When we don’t understand behavior it is easy to oversimplify, easy to apply a label and a set of beliefs in relation to the actions. Just as we assess physical symptoms, we assess compliance and we place a value on it. Compliant patients are “good patients” and though we may not want to identify a noncompliant patient as “bad,” there is often a negative connotation. And the negative connotation is often projected onto the patient. This is especially true if the health care provider feels that the proper education and information have been conveyed. The patient’s failure to comply isn’t because they don’t know, after all multiple providers have emphasized the importance of the treatment or medication. It’s the refusal to do what we recommend, which is “wrong.”
What causes an otherwise reasonable person to reject medical advice? Certainly each situation is unique, but there is often a common theme, which is that the patient rejects the premise. Do we take the time to dig into that reason? Do we take noncompliance personally? I can only speak for myself in my practice ― sometimes I do. Especially when I feel confident, even proud, of the instruction and education I have provided. When a patient rejects my instructions I find myself feeling responsible or disappointed. Indeed, there are times when other health care providers will ask us as nurses “Why didn’t he/she take their medication?” As if we are complicit in the refusal.
How does all of this relate to the the provenance of the phrase hocus pocus? Maybe there is a little magical thinking when it comes to addressing noncompliance. Perhaps, we think, repeating the same instructions again and again will lead a patient to comply. Or the other magical thought, I will be the one to say just the right thing, use just the right words and convince them to follow instructions. Hocus pocus. We use our skills and experience when providing the knowledge basis for treatment to patients. We give statistics, rationale, even strategies. That is the knowing part. But the other part of the equation is the understanding part. Putting the information into context. We can work toward that by asking for clarification. “Tell me what you understand about this treatment.” or “Help me understand your reluctance to take the medication as prescribed.” And wait.
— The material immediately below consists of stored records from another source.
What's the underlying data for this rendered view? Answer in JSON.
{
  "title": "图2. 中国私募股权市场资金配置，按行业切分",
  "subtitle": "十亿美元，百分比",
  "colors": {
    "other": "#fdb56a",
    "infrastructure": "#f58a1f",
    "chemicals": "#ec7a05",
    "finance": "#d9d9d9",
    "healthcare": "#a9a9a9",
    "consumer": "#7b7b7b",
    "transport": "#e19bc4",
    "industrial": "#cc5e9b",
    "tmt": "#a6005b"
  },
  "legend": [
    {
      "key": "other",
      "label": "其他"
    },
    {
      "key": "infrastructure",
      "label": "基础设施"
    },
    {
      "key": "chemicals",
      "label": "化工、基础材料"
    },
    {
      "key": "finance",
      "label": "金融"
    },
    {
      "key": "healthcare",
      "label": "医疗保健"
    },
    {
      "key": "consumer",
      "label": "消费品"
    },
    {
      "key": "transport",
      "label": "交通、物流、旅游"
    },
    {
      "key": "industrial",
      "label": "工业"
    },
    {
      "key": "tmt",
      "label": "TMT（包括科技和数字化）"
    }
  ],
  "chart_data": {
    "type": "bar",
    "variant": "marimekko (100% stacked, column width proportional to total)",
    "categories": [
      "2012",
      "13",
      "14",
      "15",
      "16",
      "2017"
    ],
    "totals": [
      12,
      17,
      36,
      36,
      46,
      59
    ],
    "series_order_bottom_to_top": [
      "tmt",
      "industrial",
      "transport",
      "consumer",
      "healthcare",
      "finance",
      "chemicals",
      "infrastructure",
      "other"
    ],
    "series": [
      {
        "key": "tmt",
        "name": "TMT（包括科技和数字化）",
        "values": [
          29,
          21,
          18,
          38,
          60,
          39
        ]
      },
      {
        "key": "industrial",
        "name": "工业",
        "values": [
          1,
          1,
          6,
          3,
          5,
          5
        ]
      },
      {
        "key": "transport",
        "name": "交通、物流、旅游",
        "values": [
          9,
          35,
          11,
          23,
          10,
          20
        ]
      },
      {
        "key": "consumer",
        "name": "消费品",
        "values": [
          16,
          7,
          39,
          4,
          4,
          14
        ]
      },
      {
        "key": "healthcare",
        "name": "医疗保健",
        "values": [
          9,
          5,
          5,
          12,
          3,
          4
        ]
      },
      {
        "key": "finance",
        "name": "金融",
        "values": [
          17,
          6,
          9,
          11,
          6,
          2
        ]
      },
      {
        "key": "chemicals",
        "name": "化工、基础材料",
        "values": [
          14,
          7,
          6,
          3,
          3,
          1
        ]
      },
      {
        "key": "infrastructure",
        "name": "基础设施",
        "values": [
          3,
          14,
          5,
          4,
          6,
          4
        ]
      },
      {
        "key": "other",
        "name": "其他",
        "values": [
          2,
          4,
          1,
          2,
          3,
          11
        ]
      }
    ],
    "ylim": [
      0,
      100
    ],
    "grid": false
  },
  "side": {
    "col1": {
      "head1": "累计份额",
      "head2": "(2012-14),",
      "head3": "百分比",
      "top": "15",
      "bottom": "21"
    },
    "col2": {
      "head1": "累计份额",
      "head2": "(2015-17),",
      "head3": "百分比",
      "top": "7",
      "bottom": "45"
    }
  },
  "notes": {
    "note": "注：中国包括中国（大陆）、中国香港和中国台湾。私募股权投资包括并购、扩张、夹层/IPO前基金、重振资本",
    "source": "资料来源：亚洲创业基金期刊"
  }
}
One patient I was working with recently had a clear understanding of why a certain medication regimen to manage his symptoms was prescribed. He could tell me back what I had said. There was no confusion on his part. My attempts to convince him to take the medication were repeatedly ignored. I could not figure out why and neither could his wife or others involved in his care. Ultimately I learned that part of this patient’s noncompliance was fatigue, physical as well as pill fatigue. He just didn’t want to follow any more instructions. Being able to control this one little aspect of his life was more valuable than complying with anything we had to offer him. There is a similarity between noncompliance and the designation of a patient as being “in denial.” But both denial and noncompliance are not end points, they are starting points. They are a place to inquire, a time to expand communication in a nonjudgmental way. An opportunity to provide clarification but also a place to advocate for a patients autonomy. It isn’t easy when we know that the treatment offered will benefit the patient and we cannot get them to endorse it. It is hard to back away and allow for that. But it is as important to keep the lines of communication open, which may be one of the ways to convert noncompliance to compliance. Or a way to find our own footing in a complex dynamic.